Jamshed Bharucha recently resigned as The Cooper Union’s president.

BY ZACH WILLIAMS  |  The Cooper Union made headlines in recent weeks with the resignation of President Jamshed Bharucha and other school officials who pushed for the adoption of tuition at the 155-year-old East Village university.

Bharucha announced the move in a June 10 e-mail to the campus community. He offered no rationale for the decision except to write that he would serve as a visiting scholar at the Harvard University Graduate School of Education.

Pressure had continued to mount during the final months of his four-year tenure as a state investigation into the finances of the elite school continued. The probe, by Attorney General Eric Schneidermen, concerns $100 million in construction costs, executive compensation, a $175 million loan and the use of the land beneath the Chrysler Building, which the school owns, as collateral, The Villager reported on April 9.

The campus community meanwhile also awaits a court decision, originally expected in the spring, which could determine if the school violated its founding documents by making students pay for their education starting last fall.

Bharucha’s parting letter included one last defense of implementing tuition at the historically free institution. His opinion was echoed by a statement from the school’s board of trustees — five of whom had resigned just hours before — as well as the dean of the College of Engineering and Chief Academic Officer Teresa Dahlberg.

The resigning trustees were Mark Epstein, Francois DeMenil, Catherine Bond Hill, Daniel Libeskind and Monica Vachher, according to the Committee to Save Cooper Union, an organization of students, faculty and alumni opposed to tuition at the school.

“The financial exigencies with which [Bharucha] was confronted upon his arrival were not of his making and he deserves credit for sounding the alarm about the need to take urgent action to ensure Cooper Union’s long-term financial sustainability,” the board’s statement read.

William Mea, Cooper’s vice president for finance and administration, assumed a new role as interim president on July 1. The search for a new president will start following the appointment of a search committee by the trustees in the fall. Faculty, students and alumni comprise the committee, according to Cooper Union spokesperson Justin Harmon.
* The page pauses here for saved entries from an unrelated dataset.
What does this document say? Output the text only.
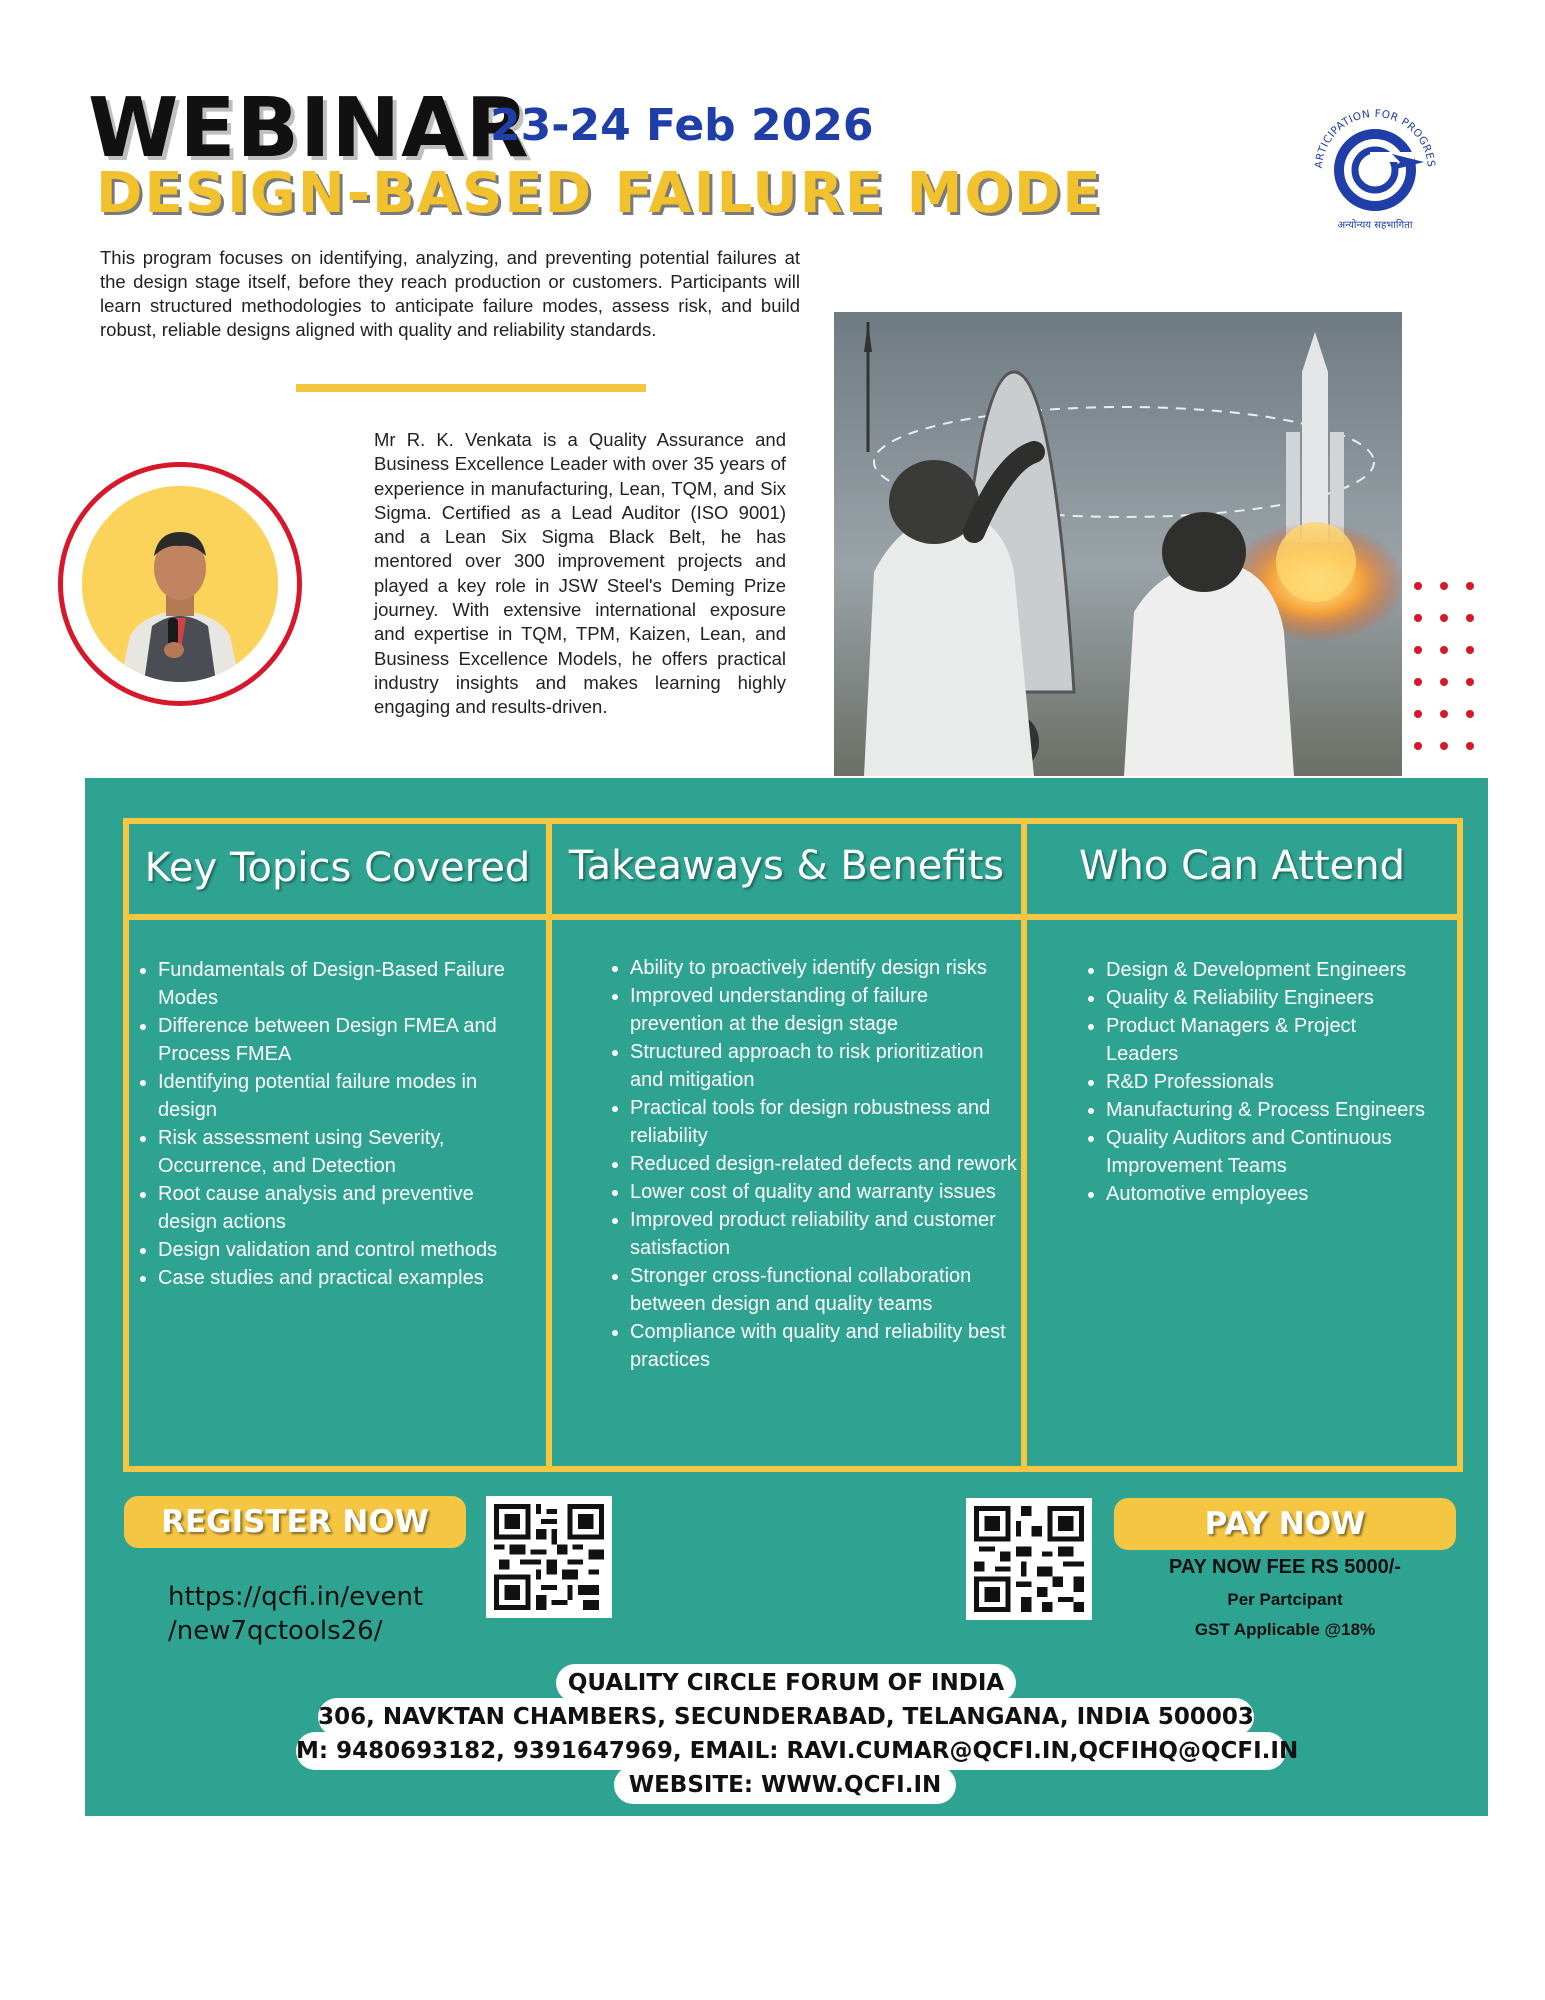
WEBINAR
23-24 Feb 2026
DESIGN-BASED FAILURE MODE	ARTICIPATION FOR PROGRES
अन्योन्यय सहभागिता
This program focuses on identifying, analyzing, and preventing potential failures at the design stage itself, before they reach production or customers. Participants will learn structured methodologies to anticipate failure modes, assess risk, and build robust, reliable designs aligned with quality and reliability standards.
Mr R. K. Venkata is a Quality Assurance and Business Excellence Leader with over 35 years of experience in manufacturing, Lean, TQM, and Six Sigma. Certified as a Lead Auditor (ISO 9001) and a Lean Six Sigma Black Belt, he has mentored over 300 improvement projects and played a key role in JSW Steel's Deming Prize journey. With extensive international exposure and expertise in TQM, TPM, Kaizen, Lean, and Business Excellence Models, he offers practical industry insights and makes learning highly engaging and results-driven.
Key Topics Covered Takeaways & Benefits	Who Can Attend
• Fundamentals of Design-Based Failure Modes
• Difference between Design FMEA and Process FMEA
• Identifying potential failure modes in design
• Risk assessment using Severity, Occurrence, and Detection
• Root cause analysis and preventive design actions
• Design validation and control methods
• Case studies and practical examples
• Ability to proactively identify design risks
• Improved understanding of failure prevention at the design stage
• Structured approach to risk prioritization and mitigation
• Practical tools for design robustness and reliability
• Reduced design-related defects and rework
• Lower cost of quality and warranty issues
• Improved product reliability and customer satisfaction
• Stronger cross-functional collaboration between design and quality teams
• Compliance with quality and reliability best practices
• Design & Development Engineers
• Quality & Reliability Engineers
• Product Managers & Project Leaders
• R&D Professionals
• Manufacturing & Process Engineers
• Quality Auditors and Continuous Improvement Teams
• Automotive employees
REGISTER NOW
https://qcfi.in/event
/new7qctools26/
PAY NOW
PAY NOW FEE RS 5000/-
Per Partcipant
GST Applicable @18%
QUALITY CIRCLE FORUM OF INDIA
306, NAVKTAN CHAMBERS, SECUNDERABAD, TELANGANA, INDIA 500003
M: 9480693182, 9391647969, EMAIL: RAVI.CUMAR@QCFI.IN,QCFIHQ@QCFI.IN
WEBSITE: WWW.QCFI.IN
Several of the open trustee positions will likely be filled by year’s end, Harmon said. The committee will likely need about one year to decide on a new college president, he added. Other administrative appointments, including Dahlberg’s replacement, will fall under the the new president’s purview, according to Harmon.
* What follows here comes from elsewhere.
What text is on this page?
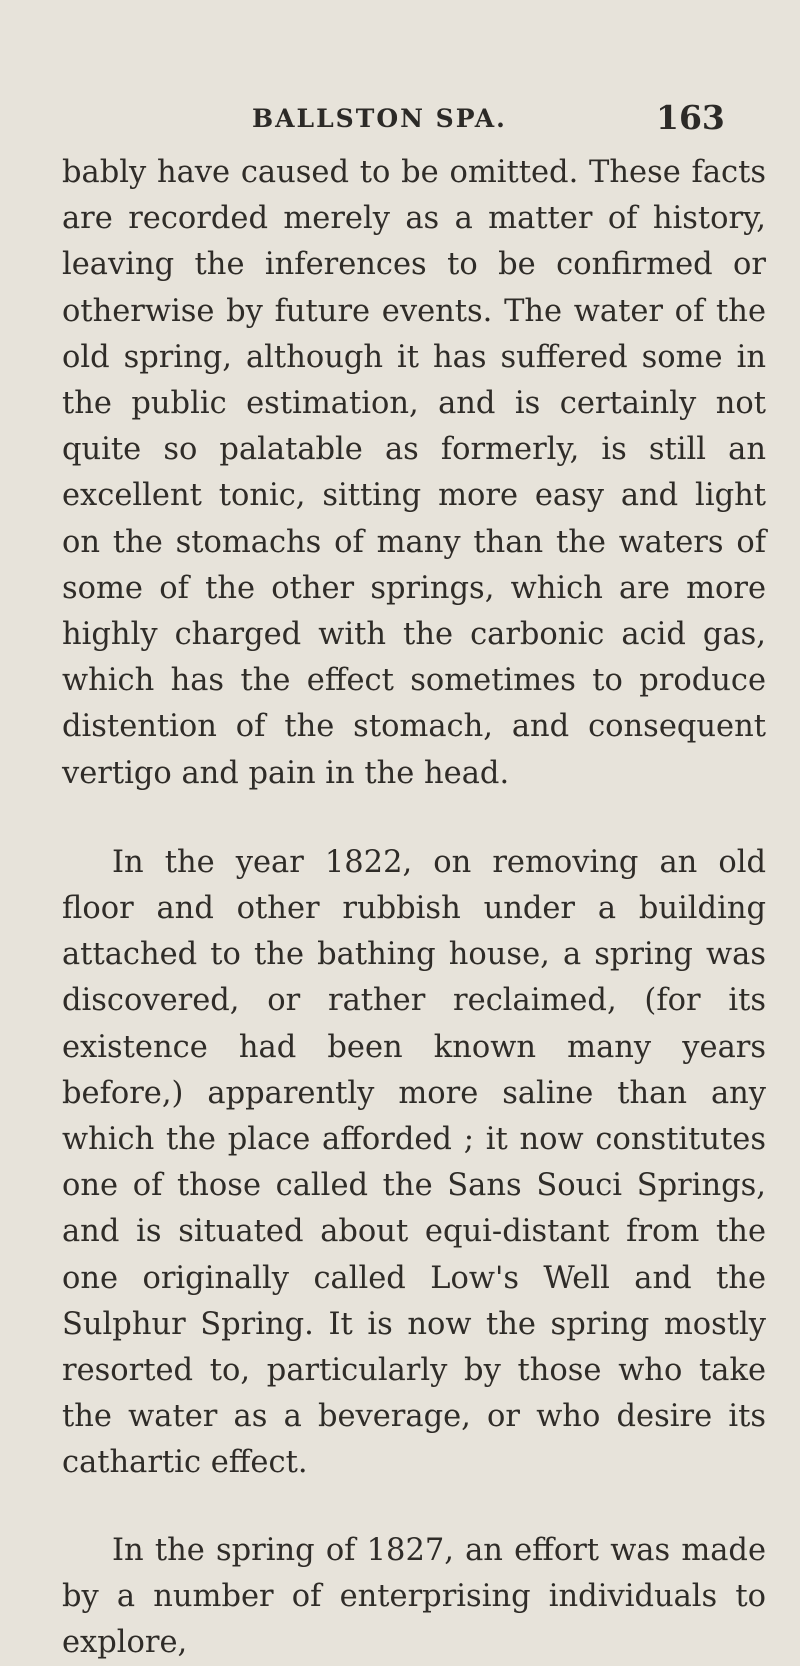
BALLSTON SPA.	163

bably have caused to be omitted. These facts are recorded merely as a matter of history, leaving the inferences to be confirmed or otherwise by future events. The water of the old spring, although it has suffered some in the public estimation, and is certainly not quite so palatable as formerly, is still an excellent tonic, sitting more easy and light on the stomachs of many than the waters of some of the other springs, which are more highly charged with the carbonic acid gas, which has the effect sometimes to produce distention of the stomach, and consequent vertigo and pain in the head.

In the year 1822, on removing an old floor and other rubbish under a building attached to the bathing house, a spring was discovered, or rather reclaimed, (for its existence had been known many years before,) apparently more saline than any which the place afforded ; it now constitutes one of those called the Sans Souci Springs, and is situated about equi-distant from the one originally called Low's Well and the Sulphur Spring. It is now the spring mostly resorted to, particularly by those who take the water as a beverage, or who desire its cathartic effect.

In the spring of 1827, an effort was made by a number of enterprising individuals to explore,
The timeline offers plenty of time for the opposing sides of the tuition battle to vie for position in selecting new college leaders who could ultimately determine the future cost of Cooper Union students’ education. Members of the Committee to Save Cooper Union — which is the plaintiff against the board of trustees in the lawsuit surrounding the tuition issue — were quick to celebrate the resignation, while noting in a statement that their efforts to reinstitute a tuition-free Cooper Union will continue.
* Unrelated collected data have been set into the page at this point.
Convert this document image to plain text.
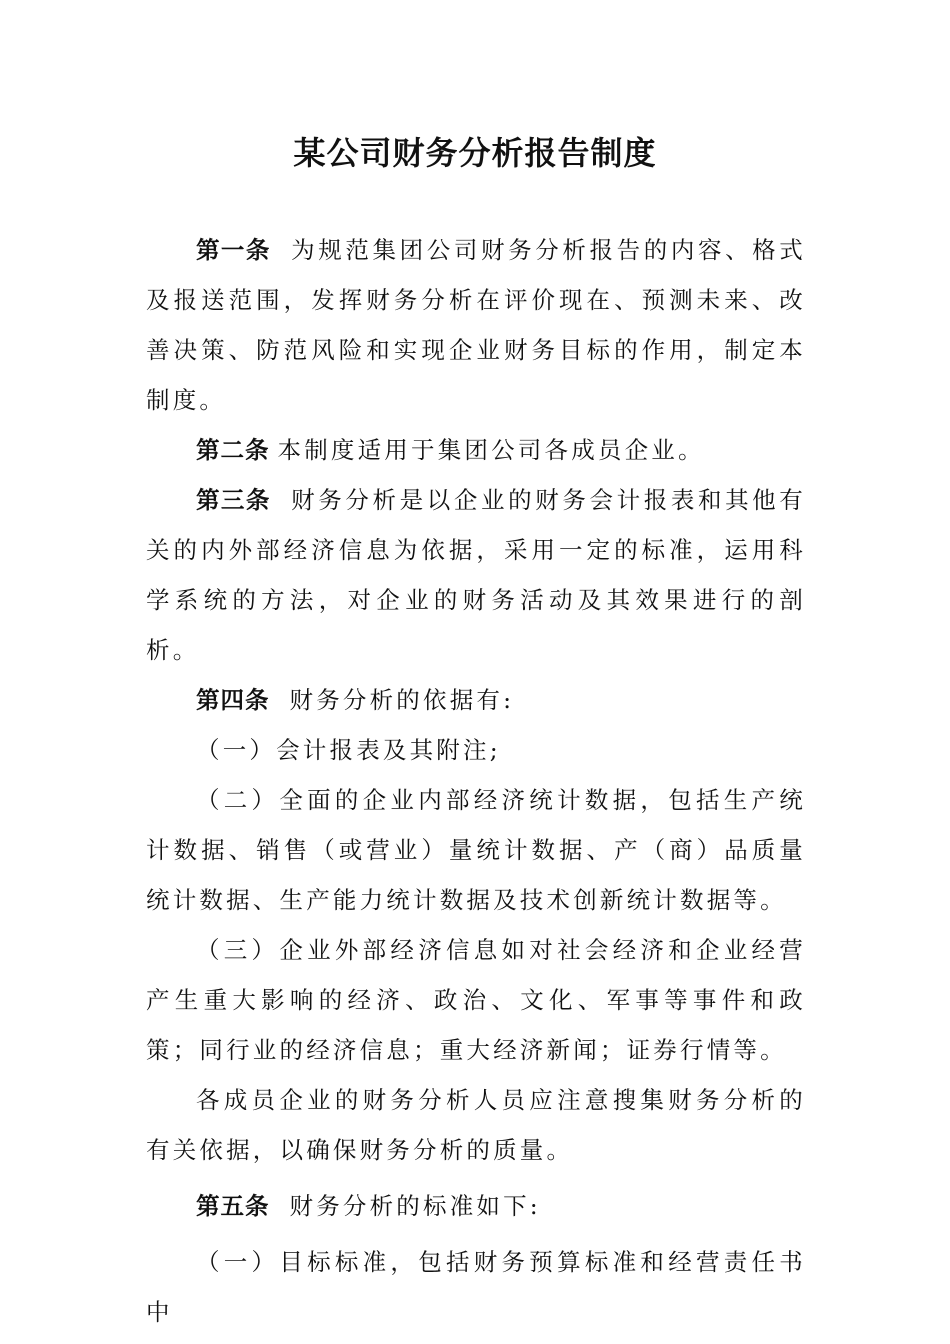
某公司财务分析报告制度

第一条 为规范集团公司财务分析报告的内容、格式及报送范围，发挥财务分析在评价现在、预测未来、改善决策、防范风险和实现企业财务目标的作用，制定本制度。

第二条 本制度适用于集团公司各成员企业。

第三条 财务分析是以企业的财务会计报表和其他有关的内外部经济信息为依据，采用一定的标准，运用科学系统的方法，对企业的财务活动及其效果进行的剖析。

第四条 财务分析的依据有:

（一）会计报表及其附注;

（二）全面的企业内部经济统计数据，包括生产统计数据、销售（或营业）量统计数据、产（商）品质量统计数据、生产能力统计数据及技术创新统计数据等。

（三）企业外部经济信息如对社会经济和企业经营产生重大影响的经济、政治、文化、军事等事件和政策；同行业的经济信息；重大经济新闻；证券行情等。

各成员企业的财务分析人员应注意搜集财务分析的有关依据，以确保财务分析的质量。

第五条 财务分析的标准如下:

（一）目标标准，包括财务预算标准和经营责任书中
The committee also urged in the statement that the college community remain engaged even though top tuition advocates have left.

“Getting rid of key players will not be enough,” the statement said. “Implementing rigid structures, best practices and good leaders will not be enough. Adjusting the variables within an existing model of higher education will not be enough. Moving forward will require acknowledging years of bitter conflict, comprehensively assessing our present state, envisioning painfully distant ideals, and working cooperatively.”